4. Recesso unilaterale

La manifestazione di recesso da parte di uno dei conviventi va considerata un diritto potestativo che si esercita attraverso una dichiarazione rivolta alla controparte. Trattasi di un negozio recettizio, che si perfeziona e produce i suoi effetti nel momento in cui viene portato a conoscenza dell'altra parte.

Il professionista che riceve o autentica l’atto è tenuto a notificarne copia all’altro convivente all’indirizzo indicato nel contratto.

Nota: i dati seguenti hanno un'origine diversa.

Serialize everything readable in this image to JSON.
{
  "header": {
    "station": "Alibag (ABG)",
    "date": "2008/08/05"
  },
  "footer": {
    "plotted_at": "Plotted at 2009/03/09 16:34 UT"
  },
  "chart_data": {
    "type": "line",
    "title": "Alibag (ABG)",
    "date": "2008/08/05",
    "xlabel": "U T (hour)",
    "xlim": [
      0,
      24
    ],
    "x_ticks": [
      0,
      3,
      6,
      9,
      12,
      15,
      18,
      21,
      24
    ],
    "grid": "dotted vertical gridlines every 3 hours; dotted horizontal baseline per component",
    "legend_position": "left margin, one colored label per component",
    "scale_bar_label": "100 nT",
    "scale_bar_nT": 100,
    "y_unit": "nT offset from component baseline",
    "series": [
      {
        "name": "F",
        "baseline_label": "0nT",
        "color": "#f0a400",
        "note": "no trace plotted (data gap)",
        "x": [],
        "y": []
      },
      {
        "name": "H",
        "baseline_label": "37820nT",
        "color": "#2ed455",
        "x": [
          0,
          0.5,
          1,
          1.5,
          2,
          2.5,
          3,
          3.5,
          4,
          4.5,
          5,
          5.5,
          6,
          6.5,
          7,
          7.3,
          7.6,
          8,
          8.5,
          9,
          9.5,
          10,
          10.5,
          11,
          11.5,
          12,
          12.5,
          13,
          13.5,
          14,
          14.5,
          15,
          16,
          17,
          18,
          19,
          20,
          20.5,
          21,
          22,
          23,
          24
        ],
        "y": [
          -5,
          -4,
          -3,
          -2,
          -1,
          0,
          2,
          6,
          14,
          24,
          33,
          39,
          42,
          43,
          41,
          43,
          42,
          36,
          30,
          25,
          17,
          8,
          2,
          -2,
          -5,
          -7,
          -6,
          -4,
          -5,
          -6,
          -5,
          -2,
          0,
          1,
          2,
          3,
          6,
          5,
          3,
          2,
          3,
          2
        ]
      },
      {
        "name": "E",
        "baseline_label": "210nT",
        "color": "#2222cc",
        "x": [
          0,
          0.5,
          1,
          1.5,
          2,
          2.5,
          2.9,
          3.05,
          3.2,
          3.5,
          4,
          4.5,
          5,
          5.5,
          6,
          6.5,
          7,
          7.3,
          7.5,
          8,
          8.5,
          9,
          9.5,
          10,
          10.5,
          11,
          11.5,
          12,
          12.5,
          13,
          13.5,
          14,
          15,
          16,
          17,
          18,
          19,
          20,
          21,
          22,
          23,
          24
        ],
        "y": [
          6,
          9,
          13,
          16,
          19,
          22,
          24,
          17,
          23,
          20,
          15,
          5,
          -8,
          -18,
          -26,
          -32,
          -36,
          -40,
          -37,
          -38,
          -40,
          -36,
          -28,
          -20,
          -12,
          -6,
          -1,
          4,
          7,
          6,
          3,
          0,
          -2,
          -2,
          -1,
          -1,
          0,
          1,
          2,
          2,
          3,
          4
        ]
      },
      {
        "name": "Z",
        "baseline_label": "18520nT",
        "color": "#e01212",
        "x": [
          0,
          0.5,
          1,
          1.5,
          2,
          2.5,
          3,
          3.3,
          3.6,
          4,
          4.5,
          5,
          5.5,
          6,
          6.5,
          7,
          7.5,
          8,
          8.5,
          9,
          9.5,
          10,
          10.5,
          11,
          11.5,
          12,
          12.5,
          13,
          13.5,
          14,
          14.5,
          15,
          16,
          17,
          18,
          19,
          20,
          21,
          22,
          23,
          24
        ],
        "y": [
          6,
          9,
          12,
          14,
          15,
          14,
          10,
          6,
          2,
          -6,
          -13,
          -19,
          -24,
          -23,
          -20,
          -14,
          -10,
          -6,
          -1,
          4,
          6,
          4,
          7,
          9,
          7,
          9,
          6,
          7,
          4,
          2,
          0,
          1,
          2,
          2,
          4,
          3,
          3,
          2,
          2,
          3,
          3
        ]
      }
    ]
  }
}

La legge non fissa un termine al riguardo, ma si deve ragionevolmente ritenere che ciò debba avvenire in tempi brevi, e comunque non oltre i dieci giorni per l’invio dell’atto al comune di residenza.

Quando la casa familiare è nella disponibilità esclusiva (nel senso che l’altro convivente non ha alcun titolo sulla stessa) del recedente, la dichiarazione di recesso deve contenere, a pena di nullità, un termine, non inferiore a 90 giorni, concesso al convivente per lasciare l’abitazione. La disponibilità esclusiva della parte può avvenire a titolo di proprietà, usufrutto, comodato o locazione.

Considerata la natura del contratto di convivenza, quale negozio ad esecuzione continuata, che prevede una pluralità di prestazioni perduranti nel tempo, il recesso non influirà sulle prestazioni già eseguite o in corso di esecuzione, ai sensi dell’articolo 1373, comma 2, codice civile.

5. Matrimonio o unione civile tra i conviventi o tra un convivente ed altra persona

Il matrimonio o unione civile tra i conviventi o tra un convivente e altra persona comportano la risoluzione ex lege del contratto di convivenza. Diversamente la preesistenza del matrimonio o dell’unione civile precludono la stipula dello stesso.

 La parte che ha contratto matrimonio o unione civile deve notificare all’altro contraente, e al professionista che ha ricevuto o autenticato il contratto di convivenza, l’estratto di matrimonio o di unione civile.

Non è indicato dalla legge alcun adempimento ulteriore. Quindi il professionista nulla dovrà comunicare all’anagrafe del comune di residenza, avendo quest’ultima conoscenza diretta del matrimonio o dell’ unione civile.

6. Morte del convivente

Il contratto di convivenza si scioglie anche per morte di uno dei soggetti che lo hanno stipulato.

Il convivente superstite, o gli eredi del convivente deceduto, devono notificare al professionista che ha ricevuto o autenticato il contratto di convivenza l’estratto dell’atto di morte affinché provveda ad annotare a margine del contratto di convivenza l’avvenuta suo risoluzione e provvedere alla relativa notifica all’anagrafe del comune di residenza.